Each camera pose JSON file (e.g., pv_pose.json or depth_ahat_pose.json) contains key value pairs of timestamp and the camera matrix. We also include calibration files that correspond to each raw video sequence. The calibration file specifies the camera parameters and the transformation matrices between each camera (please refer to hl2ss for more details). For more information regrading different camera specs on HoloLens 2 (pv, depth, and grayscales), please also check this document on arXiv.

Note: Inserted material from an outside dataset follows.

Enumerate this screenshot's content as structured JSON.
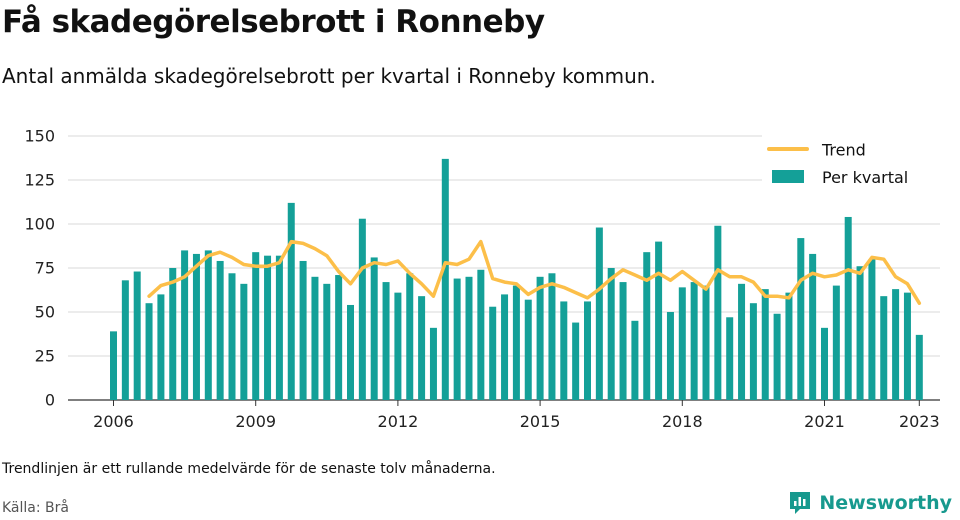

Annotations. We provide three types of annotations to support the study of the benchmark problem. The annotation data is organized in the following structure:

# Annotations structure

├── Video Seq 1
│   ├── labels.csv
│   ├── 3d_center_annot.txt
│   ├── motion_state_annot.txt
│   ├── 2d_bbox_annot
│   │   ├── 0.txt
│   │   .
│   |   .
│   |   .
│   |   └── K.txt
│   └── visuals                 # clear visuals of object instances on a specific frame, only for visualization
│       ├── timestamp_instance_1.png
│       .
│       .
│       .
│       └── timestamp_instance_K.png
.
.
.
└── Video Seq N

Each line in label.csv describes the name of object instances to track, such as cup_1. The file motion_state_annot.txt describes the binary object motion state at each frame. Each line in this file has the format of instance id, timestamp_start, timestamp_end. The interval between timestamp_start and timestamp_end indicates the object remains stationary in this period. In other words, the object instance is being interacted with the user outside of each interval. Inside the 2d_bbox_annot folder, we provide the axis-aligned 2D bounding boxes for each object roughly every 5 frames if the object is visible. 0.txt corresponds to the first object instance described in label.csv. Each line in 0.txt has the format of timestamp, x_min, y_min, x_max, y_max. The 3d_center_annot.txt file includes the 3D center of each object instance in a predefined world coordinate. Each line in this file has the format of timestamp_start, timestamp_end, instance id, x, y, z, location id. Location id describes the number of location changes of the current object with zero-based indexing.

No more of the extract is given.